On Tuesday and Wednesday, we search Western University’s Archives for information on the individuals and families we have chosen for our short video (which will be posted to Woodland’s website sometime later this month). MacKenzie and I spent hours going through microfilm records of London’s city directories from 1855-1875. We found several people of interest, and tracked their addresses through those decades. We discovered that James Glen, a man whose stone we found in the Scottish cemetery, lived on the corner of Dundas and Ridout, right next to where Budweiser Gardens is now located! It is amazing the kinds of information one can find in the archives. It is very interesting to look at places in downtown London in the modern day and know that things looked very different only 150 years ago! We also ventured down to the Map and Data Centre at D.B. Weldon Library to look at maps of London from the 1850s-1870s, and looked through more family fonds.
While looking through the directories, we found many advertisements and realized that we could search for adverts printed by the marble workers. Here are the advertisements of three of the most prominent marble and stone workers in London in the late-1860s and early-1870s, George Powell, Charles L. Teale, and John W. Smyth:
On Thursday we continued our cleaning of the Scottish stones, and finally finished measuring and cataloging all the monuments and inscriptions! We even had visitors from the afternoon who we had the pleasure of showing around Section U. We also spent a great deal of time looking for the graves of the Teale family. We fruitlessly searched for the grave closest to our site for the walking tour, but hopefully we will find it sometime next week.
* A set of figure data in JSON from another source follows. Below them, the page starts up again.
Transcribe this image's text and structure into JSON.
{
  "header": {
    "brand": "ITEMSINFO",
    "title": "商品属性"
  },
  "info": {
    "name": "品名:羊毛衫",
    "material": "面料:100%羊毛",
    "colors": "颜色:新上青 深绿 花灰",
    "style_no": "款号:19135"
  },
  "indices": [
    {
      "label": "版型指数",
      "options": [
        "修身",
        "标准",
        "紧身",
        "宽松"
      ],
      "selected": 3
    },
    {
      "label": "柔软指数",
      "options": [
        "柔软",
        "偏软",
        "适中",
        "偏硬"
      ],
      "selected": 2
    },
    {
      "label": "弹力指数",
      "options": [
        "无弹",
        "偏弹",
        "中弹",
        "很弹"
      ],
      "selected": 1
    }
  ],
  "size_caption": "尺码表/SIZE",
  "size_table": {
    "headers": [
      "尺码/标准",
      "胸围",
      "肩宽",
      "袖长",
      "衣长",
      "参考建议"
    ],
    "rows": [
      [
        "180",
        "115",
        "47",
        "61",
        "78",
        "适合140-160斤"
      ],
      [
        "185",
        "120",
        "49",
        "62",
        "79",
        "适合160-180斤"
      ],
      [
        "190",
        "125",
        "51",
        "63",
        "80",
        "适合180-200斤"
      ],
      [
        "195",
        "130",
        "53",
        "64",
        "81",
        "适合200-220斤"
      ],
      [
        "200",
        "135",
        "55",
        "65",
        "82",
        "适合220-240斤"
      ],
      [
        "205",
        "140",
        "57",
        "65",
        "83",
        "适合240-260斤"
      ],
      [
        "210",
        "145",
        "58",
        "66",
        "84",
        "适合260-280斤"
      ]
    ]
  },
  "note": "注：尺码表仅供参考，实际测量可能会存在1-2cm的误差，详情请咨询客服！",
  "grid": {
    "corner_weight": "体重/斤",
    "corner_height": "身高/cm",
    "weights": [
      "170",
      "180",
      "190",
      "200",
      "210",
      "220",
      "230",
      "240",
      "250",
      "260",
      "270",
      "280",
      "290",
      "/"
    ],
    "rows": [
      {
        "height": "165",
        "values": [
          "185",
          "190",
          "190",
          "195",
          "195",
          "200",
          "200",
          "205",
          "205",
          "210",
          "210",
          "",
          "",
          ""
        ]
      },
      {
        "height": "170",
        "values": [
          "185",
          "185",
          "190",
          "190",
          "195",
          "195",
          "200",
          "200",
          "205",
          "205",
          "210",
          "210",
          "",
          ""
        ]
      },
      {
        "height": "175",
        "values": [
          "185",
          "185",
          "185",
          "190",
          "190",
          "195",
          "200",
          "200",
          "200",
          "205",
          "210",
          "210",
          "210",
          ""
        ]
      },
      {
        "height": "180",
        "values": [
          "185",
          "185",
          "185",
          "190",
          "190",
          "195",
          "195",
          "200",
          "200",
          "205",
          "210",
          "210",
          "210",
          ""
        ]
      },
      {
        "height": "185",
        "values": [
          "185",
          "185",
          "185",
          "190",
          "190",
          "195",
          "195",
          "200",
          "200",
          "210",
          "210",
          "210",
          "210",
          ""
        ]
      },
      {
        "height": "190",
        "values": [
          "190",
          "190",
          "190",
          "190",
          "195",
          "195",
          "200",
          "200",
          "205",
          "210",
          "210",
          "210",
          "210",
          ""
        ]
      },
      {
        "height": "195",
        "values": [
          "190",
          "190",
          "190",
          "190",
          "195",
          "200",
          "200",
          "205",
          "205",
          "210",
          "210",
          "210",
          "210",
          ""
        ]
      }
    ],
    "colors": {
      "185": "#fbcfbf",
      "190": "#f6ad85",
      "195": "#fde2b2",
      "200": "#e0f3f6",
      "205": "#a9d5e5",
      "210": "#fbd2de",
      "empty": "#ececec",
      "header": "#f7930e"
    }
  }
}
Today, we went to St Paul’s Cathedral again and uncovered a gravestone from 1832. It memorialized the wife and son of Dr. Elam Stimson, who treated many of the sufferers of the 1832 Cholera Epidemic. His wife and son died in the epidemic within days of each other. Another one of his children became so ill that she was changed into her grave clothes and preparations began for her burial, but she pulled through and survived the epidemic. The stone had sunk to about a foot under ground level, so we lifted it out, filled in the hole, and placed the stone back on top of the grass.